RESULTS: The mean cost per claim dropped by $4.14 (12.3%) from $33.56 in 2003 to $29.42 in 2005 for the kiosk prescribers and by $3.35 (8.8%) from $38.26 in 2003 to $34.91 in 2005 for nonkiosk prescribers, but the mean change from 2003 to 2005 in the difference-in-difference analysis was not statistically significant (P=0.123). The first-line antibiotic prescribing ratio declined by 2.1 absolute points from 49.1% in 2003 to 47.0% in 2005 for the kiosk prescribers and by 3.4 points from 46.0% in 2003 to 42.6% in 2005 for the nonkiosk prescribers, but the difference- in-difference analysis showed that the change was not statistically significant (P=0.901). A cross-sectional analysis of 2006 data revealed significant differences between the kiosk prescribers versus their nonkiosk network counterparts for both first-line antibiotic prescribing rates (42.0% and 41.4%, respectively; P=0.028) and antibiotic cost per claim ($28.44 and $32.40, respectively; P<0.001). While the results of the cross-sectional analysis are statistically significant, the practical significance of the results is less evident.
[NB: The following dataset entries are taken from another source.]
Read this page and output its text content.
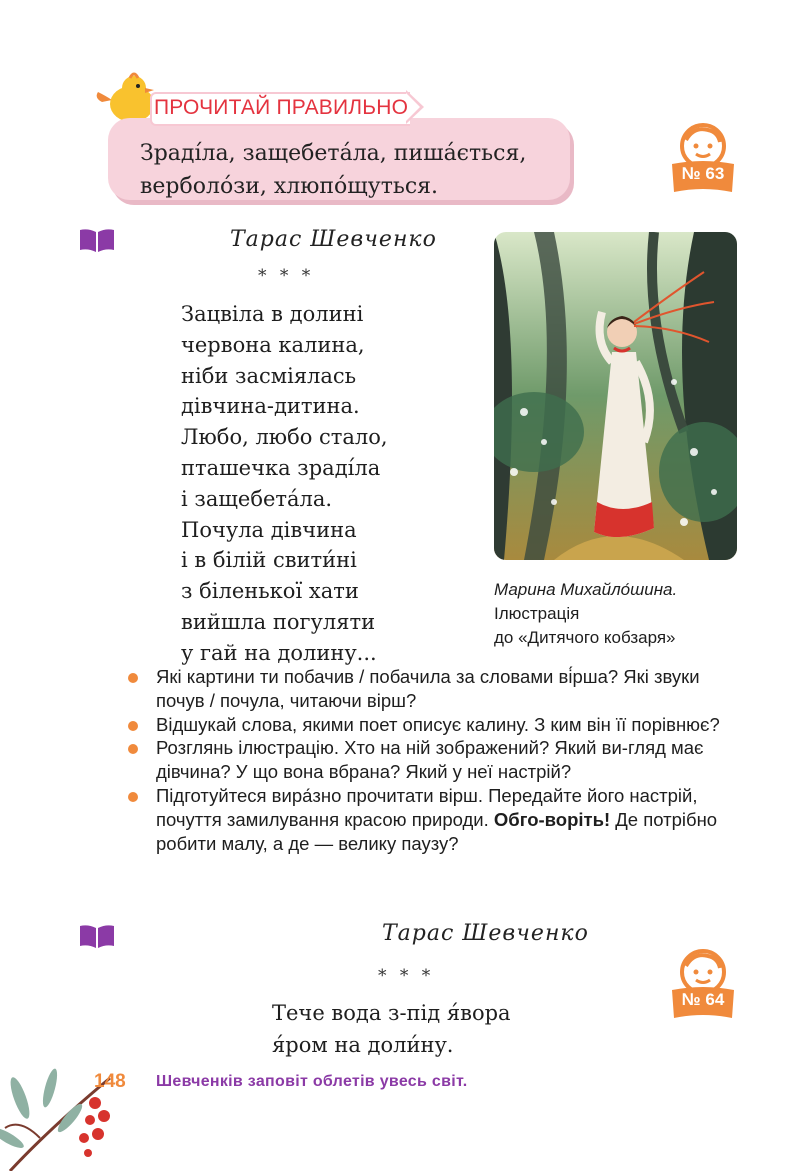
ПРОЧИТАЙ ПРАВИЛЬНО
Зраді́ла, защебета́ла, пиша́ється,
верболо́зи, хлюпо́щуться.
№ 63
Тарас Шевченко
* * *
Зацвіла в долині
червона калина,
ніби засміялась
дівчина-дитина.
Любо, любо стало,
пташечка зраді́ла
і защебета́ла.
Почула дівчина
і в білій свити́ні
з біленької хати
вийшла погуляти
у гай на долину...
Марина Михайло́шина.
Ілюстрація
до «Дитячого кобзаря»
Які картини ти побачив / побачила за словами ві́рша? Які звуки почув / почула, читаючи вірш?
Відшукай слова, якими поет описує калину. З ким він її порівнює?
Розглянь ілюстрацію. Хто на ній зображений? Який ви-гляд має дівчина? У що вона вбрана? Який у неї настрій?
Підготуйтеся вира́зно прочитати вірш. Передайте його настрій, почуття замилування красою природи. Обго-воріть! Де потрібно робити малу, а де — велику паузу?
Тарас Шевченко
* * *
Тече вода з-під я́вора
я́ром на доли́ну.
№ 64
148 Шевченків заповіт облетів увесь світ.
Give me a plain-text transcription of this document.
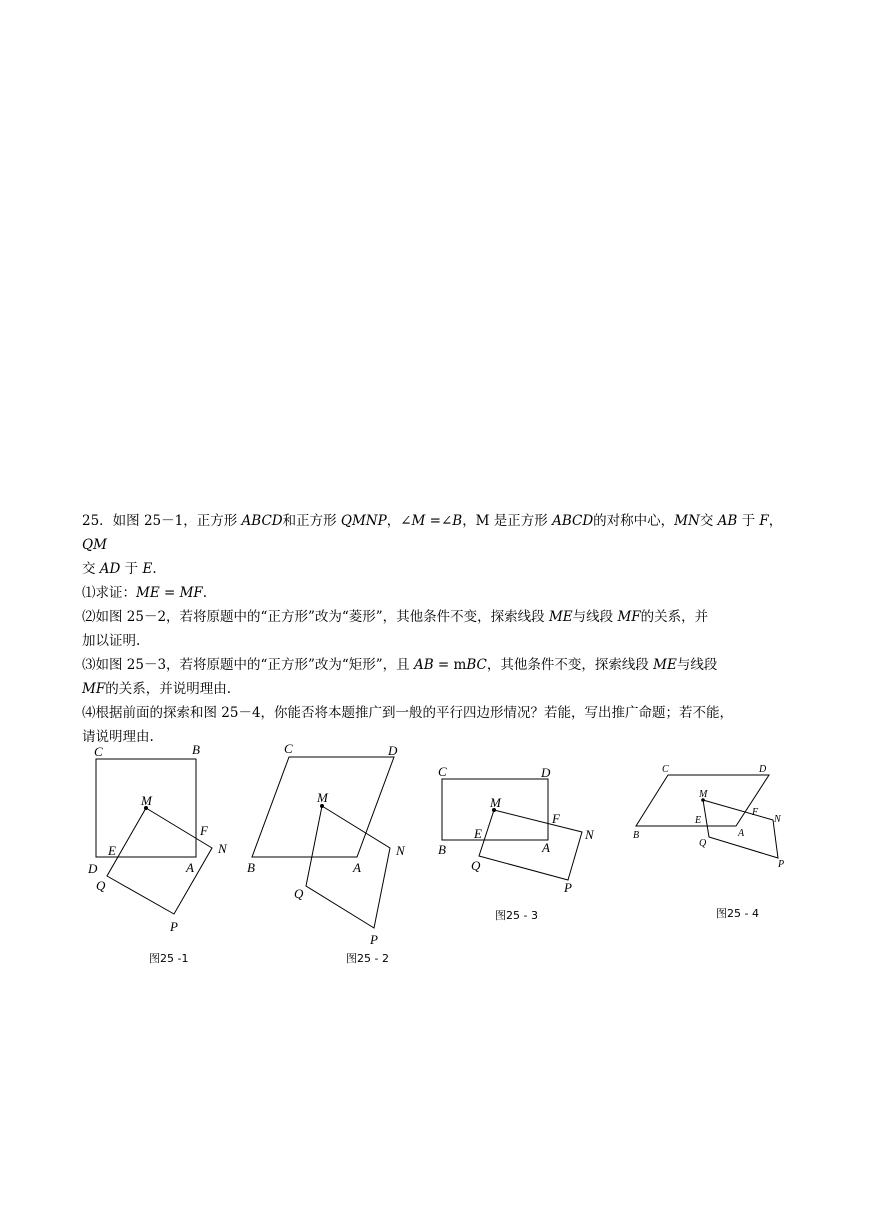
25．如图 25－1，正方形 ABCD和正方形 QMNP，∠M =∠B，M 是正方形 ABCD的对称中心，MN交 AB 于 F，QM

交 AD 于 E.

⑴求证：ME = MF.

⑵如图 25－2，若将原题中的“正方形”改为“菱形”，其他条件不变，探索线段 ME与线段 MF的关系，并

加以证明.

⑶如图 25－3，若将原题中的“正方形”改为“矩形”，且 AB = mBC，其他条件不变，探索线段 ME与线段

MF的关系，并说明理由.

⑷根据前面的探索和图 25－4，你能否将本题推广到一般的平行四边形情况？若能，写出推广命题；若不能，

请说明理由.

C	B
M
F
N
E
D	A
Q
P
C	D
M
N
B	A
Q
P
C	D
M
F
N
E
B	A
Q
P
C	D
M
F
N
E
B	A
Q
P
图25 -1	图25 - 2
图25 - 3	图25 - 4
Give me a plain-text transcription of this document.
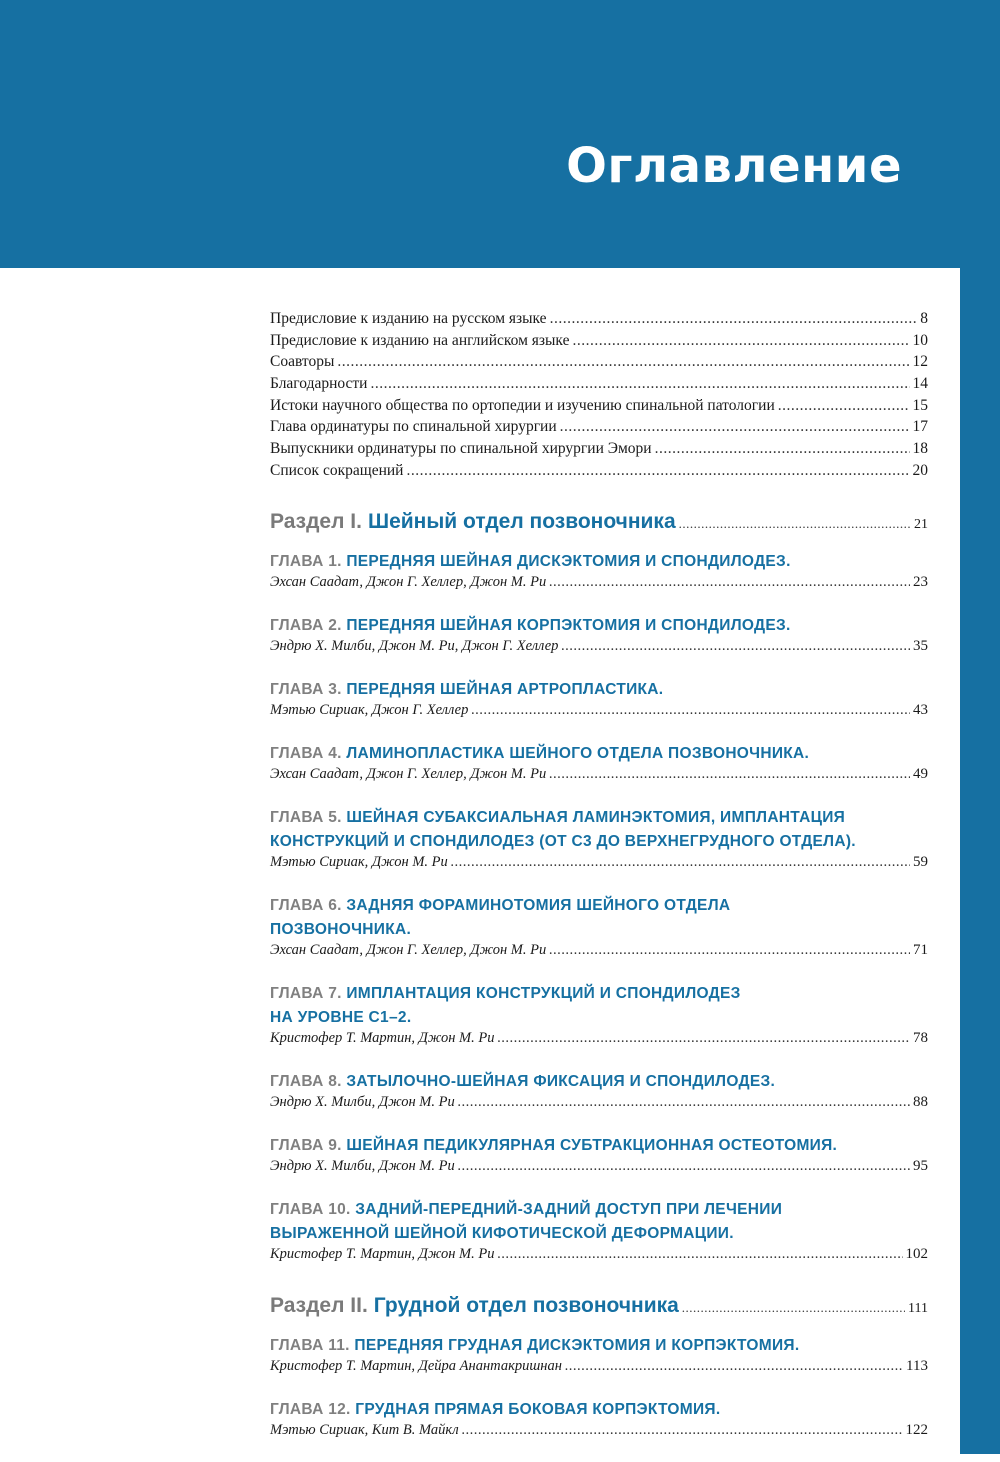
Оглавление
Предисловие к изданию на русском языке .....	8
Предисловие к изданию на английском языке .....	10
Соавторы .....	12
Благодарности .....	14
Истоки научного общества по ортопедии и изучению спинальной патологии .....	15
Глава ординатуры по спинальной хирургии .....	17
Выпускники ординатуры по спинальной хирургии Эмори .....	18
Список сокращений .....	20
Раздел I. Шейный отдел позвоночника .....	21
ГЛАВА 1. ПЕРЕДНЯЯ ШЕЙНАЯ ДИСКЭКТОМИЯ И СПОНДИЛОДЕЗ.
Эхсан Саадат, Джон Г. Хеллер, Джон М. Ри .....	23
ГЛАВА 2. ПЕРЕДНЯЯ ШЕЙНАЯ КОРПЭКТОМИЯ И СПОНДИЛОДЕЗ.
Эндрю Х. Милби, Джон М. Ри, Джон Г. Хеллер .....	35
ГЛАВА 3. ПЕРЕДНЯЯ ШЕЙНАЯ АРТРОПЛАСТИКА.
Мэтью Сириак, Джон Г. Хеллер .....	43
ГЛАВА 4. ЛАМИНОПЛАСТИКА ШЕЙНОГО ОТДЕЛА ПОЗВОНОЧНИКА.
Эхсан Саадат, Джон Г. Хеллер, Джон М. Ри .....	49
ГЛАВА 5. ШЕЙНАЯ СУБАКСИАЛЬНАЯ ЛАМИНЭКТОМИЯ, ИМПЛАНТАЦИЯ
КОНСТРУКЦИЙ И СПОНДИЛОДЕЗ (ОТ С3 ДО ВЕРХНЕГРУДНОГО ОТДЕЛА).
Мэтью Сириак, Джон М. Ри .....	59
ГЛАВА 6. ЗАДНЯЯ ФОРАМИНОТОМИЯ ШЕЙНОГО ОТДЕЛА
ПОЗВОНОЧНИКА.
Эхсан Саадат, Джон Г. Хеллер, Джон М. Ри .....	71
ГЛАВА 7. ИМПЛАНТАЦИЯ КОНСТРУКЦИЙ И СПОНДИЛОДЕЗ
НА УРОВНЕ С1–2.
Кристофер Т. Мартин, Джон М. Ри .....	78
ГЛАВА 8. ЗАТЫЛОЧНО-ШЕЙНАЯ ФИКСАЦИЯ И СПОНДИЛОДЕЗ.
Эндрю Х. Милби, Джон М. Ри .....	88
ГЛАВА 9. ШЕЙНАЯ ПЕДИКУЛЯРНАЯ СУБТРАКЦИОННАЯ ОСТЕОТОМИЯ.
Эндрю Х. Милби, Джон М. Ри .....	95
ГЛАВА 10. ЗАДНИЙ-ПЕРЕДНИЙ-ЗАДНИЙ ДОСТУП ПРИ ЛЕЧЕНИИ
ВЫРАЖЕННОЙ ШЕЙНОЙ КИФОТИЧЕСКОЙ ДЕФОРМАЦИИ.
Кристофер Т. Мартин, Джон М. Ри .....	102
Раздел II. Грудной отдел позвоночника .....	111
ГЛАВА 11. ПЕРЕДНЯЯ ГРУДНАЯ ДИСКЭКТОМИЯ И КОРПЭКТОМИЯ.
Кристофер Т. Мартин, Дейра Анантакришнан .....	113
ГЛАВА 12. ГРУДНАЯ ПРЯМАЯ БОКОВАЯ КОРПЭКТОМИЯ.
Мэтью Сириак, Кит В. Майкл .....	122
CONCLUSIONS: The benefits of including short-term medications such as first-line antibiotics in a generic drug sampling program are difficult to quantify, and the cost outcomes are unlikely on their own to justify generic drug sampling. However, acute (short-term) medications may be an effective part of an overall program to promote generic prescribing for all conditions.